In the studio, Sheehan used his Yamaha Attitude III strung with signature Rotosound round-wounds (.043, 065, 080, 110). “The neck-position pickup went to the low amp, while the P-Bass pickup went to the high amp, with clean and distortion mixed together.”
“We also took a separate direct from that P-Bass pickup. I do that often – just have a separate regular, straight-up bass tone on a separate track. If I need it for anything, it's there.”
Following the gritty unison slide of the pickup bar, the song kicks into gear with Sheehan and Gilbert sharing duties for the track's primary motif: a descending two-bar-long 32nd-based figure that underpins the intro and chorus sections.
“Paul came in with the song; it was a pretty wild sound with those 32nd-notes. That's kind of my specialty, doing those fast clusters of notes, so I didn't think it would be a problem. But the pattern of the cluster was such that I had to actually pluck with four fingers (pinkie, ring, middle, index) instead of three, to get that burst of four really solidly.”

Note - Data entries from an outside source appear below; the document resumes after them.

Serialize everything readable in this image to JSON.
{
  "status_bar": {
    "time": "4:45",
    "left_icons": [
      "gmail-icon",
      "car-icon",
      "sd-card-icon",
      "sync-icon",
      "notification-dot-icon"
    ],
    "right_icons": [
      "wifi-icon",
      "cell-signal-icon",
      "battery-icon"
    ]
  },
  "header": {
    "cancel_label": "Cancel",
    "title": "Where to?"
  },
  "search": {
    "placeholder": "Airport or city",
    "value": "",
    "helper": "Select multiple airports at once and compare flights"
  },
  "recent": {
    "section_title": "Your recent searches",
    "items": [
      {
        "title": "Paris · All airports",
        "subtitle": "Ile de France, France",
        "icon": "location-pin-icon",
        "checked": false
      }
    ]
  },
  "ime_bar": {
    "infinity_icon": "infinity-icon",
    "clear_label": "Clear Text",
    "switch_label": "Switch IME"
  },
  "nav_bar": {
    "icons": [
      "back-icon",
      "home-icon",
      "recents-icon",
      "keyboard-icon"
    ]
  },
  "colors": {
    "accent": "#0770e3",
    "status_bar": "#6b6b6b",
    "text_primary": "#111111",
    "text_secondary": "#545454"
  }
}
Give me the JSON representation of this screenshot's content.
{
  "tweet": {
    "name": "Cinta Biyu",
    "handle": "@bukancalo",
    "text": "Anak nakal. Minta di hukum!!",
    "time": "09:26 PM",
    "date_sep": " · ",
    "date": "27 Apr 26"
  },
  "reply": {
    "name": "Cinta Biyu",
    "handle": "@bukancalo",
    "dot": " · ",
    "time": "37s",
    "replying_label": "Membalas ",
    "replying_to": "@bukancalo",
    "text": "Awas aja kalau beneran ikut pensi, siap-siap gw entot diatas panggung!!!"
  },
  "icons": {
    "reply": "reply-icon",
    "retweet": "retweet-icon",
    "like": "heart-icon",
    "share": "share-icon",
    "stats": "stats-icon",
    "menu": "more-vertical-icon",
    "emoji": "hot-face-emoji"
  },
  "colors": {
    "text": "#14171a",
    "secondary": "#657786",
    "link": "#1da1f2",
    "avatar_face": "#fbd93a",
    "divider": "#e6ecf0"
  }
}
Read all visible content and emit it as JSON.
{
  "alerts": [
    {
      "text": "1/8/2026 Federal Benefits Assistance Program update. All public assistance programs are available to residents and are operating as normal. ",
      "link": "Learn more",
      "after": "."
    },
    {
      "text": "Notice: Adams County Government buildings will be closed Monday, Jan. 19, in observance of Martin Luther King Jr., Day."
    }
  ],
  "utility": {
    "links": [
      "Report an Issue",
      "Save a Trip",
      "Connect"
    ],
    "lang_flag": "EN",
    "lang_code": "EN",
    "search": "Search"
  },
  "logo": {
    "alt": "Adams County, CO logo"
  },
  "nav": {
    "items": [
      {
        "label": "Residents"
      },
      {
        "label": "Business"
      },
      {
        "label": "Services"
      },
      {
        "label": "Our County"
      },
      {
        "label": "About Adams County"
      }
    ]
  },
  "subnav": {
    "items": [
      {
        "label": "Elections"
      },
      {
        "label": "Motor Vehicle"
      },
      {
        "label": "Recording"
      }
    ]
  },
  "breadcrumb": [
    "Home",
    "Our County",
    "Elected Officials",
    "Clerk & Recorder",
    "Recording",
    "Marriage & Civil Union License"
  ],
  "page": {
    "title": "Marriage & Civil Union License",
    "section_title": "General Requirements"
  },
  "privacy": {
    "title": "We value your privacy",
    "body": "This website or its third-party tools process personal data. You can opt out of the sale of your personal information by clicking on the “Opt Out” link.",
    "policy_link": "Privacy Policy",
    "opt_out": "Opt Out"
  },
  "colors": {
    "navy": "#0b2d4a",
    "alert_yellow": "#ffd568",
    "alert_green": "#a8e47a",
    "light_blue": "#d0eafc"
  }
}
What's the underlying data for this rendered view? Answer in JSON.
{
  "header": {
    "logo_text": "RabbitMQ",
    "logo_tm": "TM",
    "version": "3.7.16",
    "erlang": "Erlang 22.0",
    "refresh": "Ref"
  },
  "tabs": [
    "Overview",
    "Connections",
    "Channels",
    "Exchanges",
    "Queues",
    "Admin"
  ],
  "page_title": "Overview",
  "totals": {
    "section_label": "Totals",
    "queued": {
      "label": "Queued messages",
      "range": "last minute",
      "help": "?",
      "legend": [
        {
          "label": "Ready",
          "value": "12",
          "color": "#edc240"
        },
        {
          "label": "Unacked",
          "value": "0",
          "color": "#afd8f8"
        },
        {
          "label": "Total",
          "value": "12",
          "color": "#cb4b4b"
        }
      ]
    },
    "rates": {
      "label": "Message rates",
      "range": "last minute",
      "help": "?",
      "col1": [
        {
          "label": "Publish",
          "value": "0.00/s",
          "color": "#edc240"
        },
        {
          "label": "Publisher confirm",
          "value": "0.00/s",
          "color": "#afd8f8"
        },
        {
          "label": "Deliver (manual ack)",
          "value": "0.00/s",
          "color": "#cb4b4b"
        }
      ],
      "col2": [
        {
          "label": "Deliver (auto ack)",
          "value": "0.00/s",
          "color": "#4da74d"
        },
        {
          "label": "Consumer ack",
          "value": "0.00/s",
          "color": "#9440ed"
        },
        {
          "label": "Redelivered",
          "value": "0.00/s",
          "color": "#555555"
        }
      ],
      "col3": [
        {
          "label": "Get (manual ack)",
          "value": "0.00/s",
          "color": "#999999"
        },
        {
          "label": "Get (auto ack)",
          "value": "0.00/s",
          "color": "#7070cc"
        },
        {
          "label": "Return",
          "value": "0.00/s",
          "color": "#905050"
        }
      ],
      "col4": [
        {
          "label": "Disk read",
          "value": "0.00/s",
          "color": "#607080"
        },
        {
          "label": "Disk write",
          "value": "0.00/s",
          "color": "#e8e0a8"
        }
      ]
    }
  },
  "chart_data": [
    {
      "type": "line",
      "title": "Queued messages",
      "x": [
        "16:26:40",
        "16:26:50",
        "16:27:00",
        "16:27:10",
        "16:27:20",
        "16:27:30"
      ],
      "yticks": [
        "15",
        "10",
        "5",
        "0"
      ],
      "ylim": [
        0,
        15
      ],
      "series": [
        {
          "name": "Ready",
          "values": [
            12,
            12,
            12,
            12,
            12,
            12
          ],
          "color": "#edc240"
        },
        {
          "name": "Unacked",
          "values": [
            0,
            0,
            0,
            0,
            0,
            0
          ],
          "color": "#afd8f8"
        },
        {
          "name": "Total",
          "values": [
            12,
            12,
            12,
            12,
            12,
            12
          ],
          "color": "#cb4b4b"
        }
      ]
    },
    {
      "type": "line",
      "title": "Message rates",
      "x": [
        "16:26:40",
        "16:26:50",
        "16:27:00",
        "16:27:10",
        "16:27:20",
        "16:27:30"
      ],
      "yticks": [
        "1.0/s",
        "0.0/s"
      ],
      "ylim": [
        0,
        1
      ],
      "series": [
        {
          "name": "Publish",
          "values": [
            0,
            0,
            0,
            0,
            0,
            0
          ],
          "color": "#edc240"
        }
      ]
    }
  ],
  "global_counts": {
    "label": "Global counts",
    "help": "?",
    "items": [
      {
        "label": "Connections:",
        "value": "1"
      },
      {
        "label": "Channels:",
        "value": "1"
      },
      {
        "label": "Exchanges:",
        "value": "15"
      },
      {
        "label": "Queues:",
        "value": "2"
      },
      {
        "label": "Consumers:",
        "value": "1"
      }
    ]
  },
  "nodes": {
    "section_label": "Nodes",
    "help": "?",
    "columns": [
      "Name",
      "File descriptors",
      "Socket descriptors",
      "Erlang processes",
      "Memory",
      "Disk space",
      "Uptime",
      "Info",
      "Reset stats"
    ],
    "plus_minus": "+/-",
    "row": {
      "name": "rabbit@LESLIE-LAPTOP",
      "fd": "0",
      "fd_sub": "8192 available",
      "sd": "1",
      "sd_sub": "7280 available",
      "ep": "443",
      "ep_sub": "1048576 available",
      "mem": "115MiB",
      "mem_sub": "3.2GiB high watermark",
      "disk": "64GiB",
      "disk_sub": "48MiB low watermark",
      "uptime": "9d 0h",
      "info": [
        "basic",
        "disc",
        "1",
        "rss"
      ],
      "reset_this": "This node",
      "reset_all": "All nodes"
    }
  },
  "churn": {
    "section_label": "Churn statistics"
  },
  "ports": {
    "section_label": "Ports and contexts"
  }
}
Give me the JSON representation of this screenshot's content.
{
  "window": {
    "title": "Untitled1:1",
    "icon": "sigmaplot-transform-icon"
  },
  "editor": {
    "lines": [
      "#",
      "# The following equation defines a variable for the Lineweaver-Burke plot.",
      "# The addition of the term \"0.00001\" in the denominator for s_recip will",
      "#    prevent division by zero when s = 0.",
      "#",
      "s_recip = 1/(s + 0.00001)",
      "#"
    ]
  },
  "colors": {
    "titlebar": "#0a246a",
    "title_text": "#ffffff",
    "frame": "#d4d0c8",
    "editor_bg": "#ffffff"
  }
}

The chord sequence from the intro continues into the verse, with sledgehammer accents and strongly syncopated downbeats.
As the guitar rolls out the song's first sustained chords through the verse's second half, Sheehan helps build steam toward the chorus with increasing use of repeated 16ths; dig his hip E major pentatonic fill at 00:37.
The chorus kicks in at 00:46, using the same material as the intro, which leads in turn to a second verse and chorus.
At 02:16, Sheehan conjures a cascading fountain of sound using a tapped, 4th-based pattern, which he deftly traverses down the neck. Following Gilbert's two-bar response, Sheehan unleashes another flurry of tapped 32nds which, like the first, draws primarily on notes from the C# natural minor scale.
“I think I got that section by about the third take. I was in the zone, and it was going pretty good. In earlier takes I was hitting the notes I was going for, but they weren't notes I was happy with. I wanted to change the musical structure, so I went back and reconfigured that pattern to make it musically more to my liking.”
Sheehan taps with his left index and middle fingers, but the index and ring fingers of his right. “It may not be normal for everyone to do it that way, but as long as you get the notes, you're doing it right.”
Gilbert's second response leads into a nine-bar guitar solo, during which Sheehan outlines the chords from the intro/chorus. A final chorus and a hard-hitting two-bar outro bring the song to a close.
“Just take it slow and figure it out. I believe there's nothing I do that someone else can't do. It might take you a while, but you can do it."